WASHINGTON — Airports will suffer from American Airlines' decision to lay off about 4,400 employees in the coming days because that action will "inevitably" lead to fewer flights and less revenue for the sector, Moody's Investors Service warned Monday.
American announced last week that it had sent layoff notices to 11,000 employees, though the airline said it intends to cut only about 40% of those notified. Federal law requires that notices be sent to any employee whose job might be eliminated.
Moody's said the move signals that American, which declared bankruptcy in November 2011, will "reduce its current system-wide flight offerings, which negatively affects the credit of U.S. airports."
The bulk of the layoff notices went to employees at American Airline's hub airports. About 3,000 employees at A1-rated Dallas-Fort Worth International received layoff notices, 1,200 employees at A2-rated Miami International, 1,100 at New York-area facilities, and 900 at A2-rated Chicago O'Hare. About 3,000 layoff notices also were sent to employees at American Airlines' maintenance base in Tulsa, Okla., Moody's said.
The rating agency, which has had airports on negative outlook since August 2008, has already seen American Airline's passenger volume drop a bit since it declared chapter 11, and the airline has already taken steps to reduce service.
"Through July, American Airlines carried 2.2% fewer passengers than over the same period in 2011," Moody's reported. "Since entering bankruptcy, the carrier has trimmed flight offerings at some airports, closed its American Eagle brand regional carrier operations in Los Angeles International Airport, and agreed to outsource some of its regional flying to SkyWest."

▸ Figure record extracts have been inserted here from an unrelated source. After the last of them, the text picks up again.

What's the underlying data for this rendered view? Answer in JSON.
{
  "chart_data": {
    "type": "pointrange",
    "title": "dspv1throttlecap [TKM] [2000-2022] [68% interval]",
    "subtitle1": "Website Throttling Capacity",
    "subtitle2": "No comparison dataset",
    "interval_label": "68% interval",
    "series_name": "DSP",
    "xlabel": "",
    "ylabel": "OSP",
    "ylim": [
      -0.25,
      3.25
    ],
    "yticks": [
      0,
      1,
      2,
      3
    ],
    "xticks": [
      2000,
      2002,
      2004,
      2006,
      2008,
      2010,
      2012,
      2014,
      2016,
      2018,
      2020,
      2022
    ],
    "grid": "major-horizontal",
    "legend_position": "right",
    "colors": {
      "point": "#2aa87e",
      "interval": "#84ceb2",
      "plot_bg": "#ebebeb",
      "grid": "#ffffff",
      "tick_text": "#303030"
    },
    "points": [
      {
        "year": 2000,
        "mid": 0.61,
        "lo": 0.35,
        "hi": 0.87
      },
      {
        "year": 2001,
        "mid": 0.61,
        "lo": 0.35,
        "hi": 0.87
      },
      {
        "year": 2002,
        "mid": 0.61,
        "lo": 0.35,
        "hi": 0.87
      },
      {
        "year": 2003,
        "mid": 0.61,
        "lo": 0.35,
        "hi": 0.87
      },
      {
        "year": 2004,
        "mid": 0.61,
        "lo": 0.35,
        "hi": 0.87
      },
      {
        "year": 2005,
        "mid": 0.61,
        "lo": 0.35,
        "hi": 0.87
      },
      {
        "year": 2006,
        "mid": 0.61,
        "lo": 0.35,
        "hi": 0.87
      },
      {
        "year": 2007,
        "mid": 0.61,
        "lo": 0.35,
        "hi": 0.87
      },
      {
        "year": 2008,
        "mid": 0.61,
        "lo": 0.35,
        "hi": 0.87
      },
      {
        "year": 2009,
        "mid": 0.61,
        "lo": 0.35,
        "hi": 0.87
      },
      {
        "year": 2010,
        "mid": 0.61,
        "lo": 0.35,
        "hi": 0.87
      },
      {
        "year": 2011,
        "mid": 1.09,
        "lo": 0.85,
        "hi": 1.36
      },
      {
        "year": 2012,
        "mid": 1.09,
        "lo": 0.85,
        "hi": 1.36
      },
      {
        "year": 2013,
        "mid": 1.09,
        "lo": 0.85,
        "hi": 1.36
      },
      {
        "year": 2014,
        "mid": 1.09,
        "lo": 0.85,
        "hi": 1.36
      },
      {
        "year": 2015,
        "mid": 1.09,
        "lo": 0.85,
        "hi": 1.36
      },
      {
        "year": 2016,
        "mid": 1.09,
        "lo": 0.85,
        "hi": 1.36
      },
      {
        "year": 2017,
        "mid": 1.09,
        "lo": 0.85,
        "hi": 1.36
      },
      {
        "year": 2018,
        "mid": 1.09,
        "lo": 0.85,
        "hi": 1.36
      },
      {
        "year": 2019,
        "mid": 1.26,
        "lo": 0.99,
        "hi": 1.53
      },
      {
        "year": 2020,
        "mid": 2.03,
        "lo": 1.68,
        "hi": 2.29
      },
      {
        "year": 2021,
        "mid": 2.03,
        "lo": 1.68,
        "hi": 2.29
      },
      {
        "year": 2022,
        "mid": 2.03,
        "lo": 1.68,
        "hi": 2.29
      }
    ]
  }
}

Overall, Moody's said, air carriers have seen total passenger volume drop 5% between 2007 and 2011.
The likelihood of reduced service from one of the airline industry's largest carriers comes as another blow to an airport sector already anxious about the possibility of a crushing impact from federal sequestration cuts. Airport revenues are heavily tied to passenger and freight volume, especially the passenger facilities charges that airports use to secure tax-exempt financing.
With the Federal Aviation Administration facing some $377 million in potential operations cuts in fiscal 2013 alone, airports are already concerned that flight volume might have to go down to compensate for a shortage of available security and air traffic control personnel.
Moody's said it expects further reductions in American's service, especially if the beleaguered airline merges with U.S. Airways. The two carriers have been in merger discussions since at least August. If the deal does go through, Moody's cautioned, that service will be consolidated and some "redundant" routes flown by both airlines will be canceled.